Kenyan coffee. Well balanced, medium bodied.
Just the very mention of one of the country’s finest exports conjures up images of a fresh cup, and for me, that unmistakable aroma which so often surpasses even the taste – a smell so comforting, so wholesome, it gets you up in the morning, or adds renewed vigour to your day.
Often regarded amongst the finest in the world, how Kenyan coffee ends up in your cup is a fascinating story in itself. In a country where as much as 70% is produced by small-scale farmers, the potential exists for large, dominant intermediaries to take advantage of these small producers. And of course these big players would more than likely sidestep the pressures and conscious of fair-trade.
However, this hasn’t happened in Kenya, which in fact enjoys a distribution system that is widely regarded and respected the world over. The pivotal funnel through which all coffee must pass is the Nairobi Coffee Exchange where a weekly coffee auction is held, thus creating a transparent market for all.
The role of this auction in determining a fair price for the co-operatives and the farmers themselves cannot be underestimated, as only a tiny fraction of what one typically pays for a cup goes to the producers: even with auction prices of US$400 per 50kg’s (a good price for top-of-the-crop AA bean), that’s only 24 US cents for the actual coffee in a cup.
The auction itself is a fascinating event, for many reasons, but not for the theatre and drama typically associated with boisterous trading houses. There is no shouting or yelling across the floor, or last minute drama after the bell.
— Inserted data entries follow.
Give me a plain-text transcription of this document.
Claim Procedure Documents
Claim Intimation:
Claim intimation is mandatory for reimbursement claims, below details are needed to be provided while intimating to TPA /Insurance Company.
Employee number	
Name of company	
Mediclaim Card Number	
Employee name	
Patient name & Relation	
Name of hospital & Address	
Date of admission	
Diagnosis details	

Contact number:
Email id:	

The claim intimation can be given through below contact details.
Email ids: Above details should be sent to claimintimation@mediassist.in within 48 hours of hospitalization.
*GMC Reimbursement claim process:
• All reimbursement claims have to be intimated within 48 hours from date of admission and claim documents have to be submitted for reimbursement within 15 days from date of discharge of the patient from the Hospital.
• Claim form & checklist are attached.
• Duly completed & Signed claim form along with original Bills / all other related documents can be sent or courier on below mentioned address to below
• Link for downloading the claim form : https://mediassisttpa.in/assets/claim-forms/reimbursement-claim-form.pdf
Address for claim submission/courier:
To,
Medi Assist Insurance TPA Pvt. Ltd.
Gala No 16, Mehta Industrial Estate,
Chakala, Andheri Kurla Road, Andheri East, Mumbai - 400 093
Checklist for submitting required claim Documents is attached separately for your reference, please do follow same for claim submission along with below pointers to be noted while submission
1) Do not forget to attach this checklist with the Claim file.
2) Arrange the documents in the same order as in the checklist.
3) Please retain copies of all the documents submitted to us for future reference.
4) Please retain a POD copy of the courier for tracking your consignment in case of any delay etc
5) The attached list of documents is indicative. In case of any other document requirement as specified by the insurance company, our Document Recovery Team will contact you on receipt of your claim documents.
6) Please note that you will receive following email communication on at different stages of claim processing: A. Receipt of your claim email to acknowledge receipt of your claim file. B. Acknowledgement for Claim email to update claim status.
Instead, it is a computerized system filled with electronic bleeps straight out of Star Trek – and a tribute to Kenyan ordinance and governance.
Educated, professional buyers buy lots from registered agents with no allowance for side deals and very few disputes – the Exchange keeps a small sample of each lot on offer, and buyers have enough time to peruse them prior to bidding, in a sample room upstairs.
Even the grading of the beans themselves is not open to interpretation; Kenya’s approach is to only grade the beans on size, and then let the market decide the value of the differences in quality – export-quality AA beans are perfectly formed, surprisingly heavy for their size, and as a novice, you’d be hard-pressed to tell the fine differences between US$ 300 and US$ 400 crops.
Visiting the Exchange provides a fascinating insight into one of the largest traded commodities in the world, a snapshot view into the merchant dealing of days gone by, and is a fine example of what Kenya does right. But it’s an uncompromising affair, rammed home nowhere more so than how coffee is served to its visitors – straight up, loaded with sugar.